I've found the easiest way to do this is to utilize your commute home trauma dumping to Chat-GPT's voice assistant about your day. After a week it'll have enough context to draw up a knowledge graph about what's important about your job (it knows what graphs are and how to draw connections). Just start by telling it what you're doing and to not interrupt you and you'll be off to the races.

Pro Tip: Keep it flat. When you have the AI write your graph you have to keep it on a short leash. Left to its own devices, the AI will try to write a corporate handbook. It loves "Chapter 4, Section 2, Subsection (b)(iii)." Don't let it. Tell the AI: "Turn my notes into JSON. Keep it flat—two levels deep at an absolute maximum." (trust me ... even when working to refine this article I had to pull my editor back).

In a graph, "flat" just means no folders inside of folders inside of folders. You get a category, the rule inside it, and that's it. Any deeper than two levels, and the AI loses track of the rules just like your employees do. And don't let "JSON" intimidate you. It sounds like something you need an IT guy for, but it’s literally just a text file where everything has quotation marks and colons around it (you saw what it looks like earlier in this post). A flat JSON list skips the filler and feeds the AI exactly what it wants to eat. You just built a knowledge graph. Nobody needs to know it was that simple.

Paste it in before your request. Every time. That's the map. That's the trick. There's an entire industry of people who'd like you to believe it's more complicated than that, and I am, technically, one of them.

One last thing, because it's the actual finding.

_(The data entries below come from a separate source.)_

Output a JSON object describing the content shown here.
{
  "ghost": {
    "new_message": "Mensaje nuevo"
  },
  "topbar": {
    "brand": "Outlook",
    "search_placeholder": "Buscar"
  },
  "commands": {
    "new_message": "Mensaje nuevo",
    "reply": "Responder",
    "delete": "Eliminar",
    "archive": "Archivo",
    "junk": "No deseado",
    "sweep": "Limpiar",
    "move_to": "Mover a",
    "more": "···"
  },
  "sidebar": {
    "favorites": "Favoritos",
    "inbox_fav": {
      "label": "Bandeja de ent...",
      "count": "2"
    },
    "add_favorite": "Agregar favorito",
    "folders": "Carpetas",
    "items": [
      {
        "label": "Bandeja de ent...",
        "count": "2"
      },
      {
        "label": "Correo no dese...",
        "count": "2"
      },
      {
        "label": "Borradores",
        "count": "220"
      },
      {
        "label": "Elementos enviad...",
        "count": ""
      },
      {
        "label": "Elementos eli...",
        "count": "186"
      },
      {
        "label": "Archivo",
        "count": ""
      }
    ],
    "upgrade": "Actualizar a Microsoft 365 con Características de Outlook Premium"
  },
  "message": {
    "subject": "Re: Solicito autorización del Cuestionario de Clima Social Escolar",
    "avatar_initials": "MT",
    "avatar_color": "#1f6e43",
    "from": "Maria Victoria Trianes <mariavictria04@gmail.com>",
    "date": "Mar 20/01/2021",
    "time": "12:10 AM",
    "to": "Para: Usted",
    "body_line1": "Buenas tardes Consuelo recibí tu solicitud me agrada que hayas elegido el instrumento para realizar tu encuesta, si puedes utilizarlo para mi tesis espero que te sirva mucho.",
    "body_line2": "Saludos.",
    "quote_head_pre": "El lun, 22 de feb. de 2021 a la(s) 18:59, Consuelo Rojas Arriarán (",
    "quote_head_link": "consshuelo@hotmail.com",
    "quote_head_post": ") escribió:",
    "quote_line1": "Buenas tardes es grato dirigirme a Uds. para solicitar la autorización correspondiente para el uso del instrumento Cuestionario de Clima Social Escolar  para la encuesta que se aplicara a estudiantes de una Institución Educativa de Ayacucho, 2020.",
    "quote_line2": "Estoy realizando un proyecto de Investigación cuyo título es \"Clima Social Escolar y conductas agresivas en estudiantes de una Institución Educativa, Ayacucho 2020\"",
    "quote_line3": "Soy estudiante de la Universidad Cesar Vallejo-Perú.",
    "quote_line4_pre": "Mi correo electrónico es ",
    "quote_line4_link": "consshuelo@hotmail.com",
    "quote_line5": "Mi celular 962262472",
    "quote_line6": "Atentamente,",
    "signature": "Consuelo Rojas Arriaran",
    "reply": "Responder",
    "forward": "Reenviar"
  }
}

If you sit down to write the list and realize you can't, that the rules live in your head and one senior person's head and nowhere else, the AI didn't fail you. It just noticed you don't have a map. It's been noticing for a while. It was too polite to say.

Where you're going

Here's what I keep coming back to.

The AI already has a map of the whole world, and it's a good one. It's why the first draft had a document ID, a revision number, and a sincere diagram of the number 88. Nobody taught it those. It picked them up from the highways.

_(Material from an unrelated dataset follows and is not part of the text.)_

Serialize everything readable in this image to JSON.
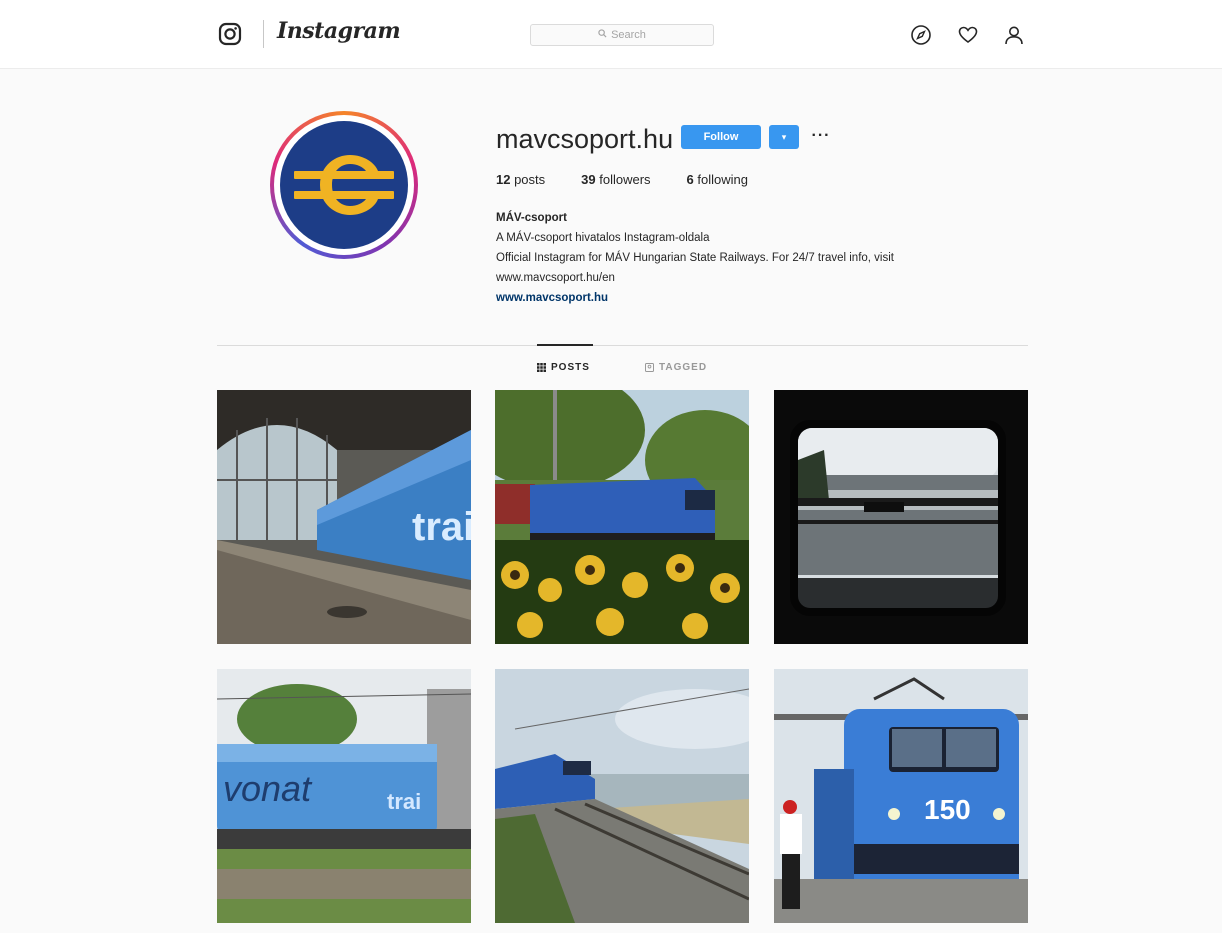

What it doesn't have, and will never guess, is the dozen roads that make your organization yours. That a complaint gets one apology and then a fix. That you say "session," not "appointment." That the invoice email sounds like you and not like a bank. Those roads exist in exactly one place, and there's no bigger model coming that will find them, because they aren't on the internet. They're in your head. The AI can only take the highway. You have to draw the exit.

So that's the whole post. A one-line request, sent twice. The difference was a map. And the map is the one thing in this story you can't buy, download, or wait for. It's the one thing only you have.

Draw it.

Where you're going, you're going to need roads.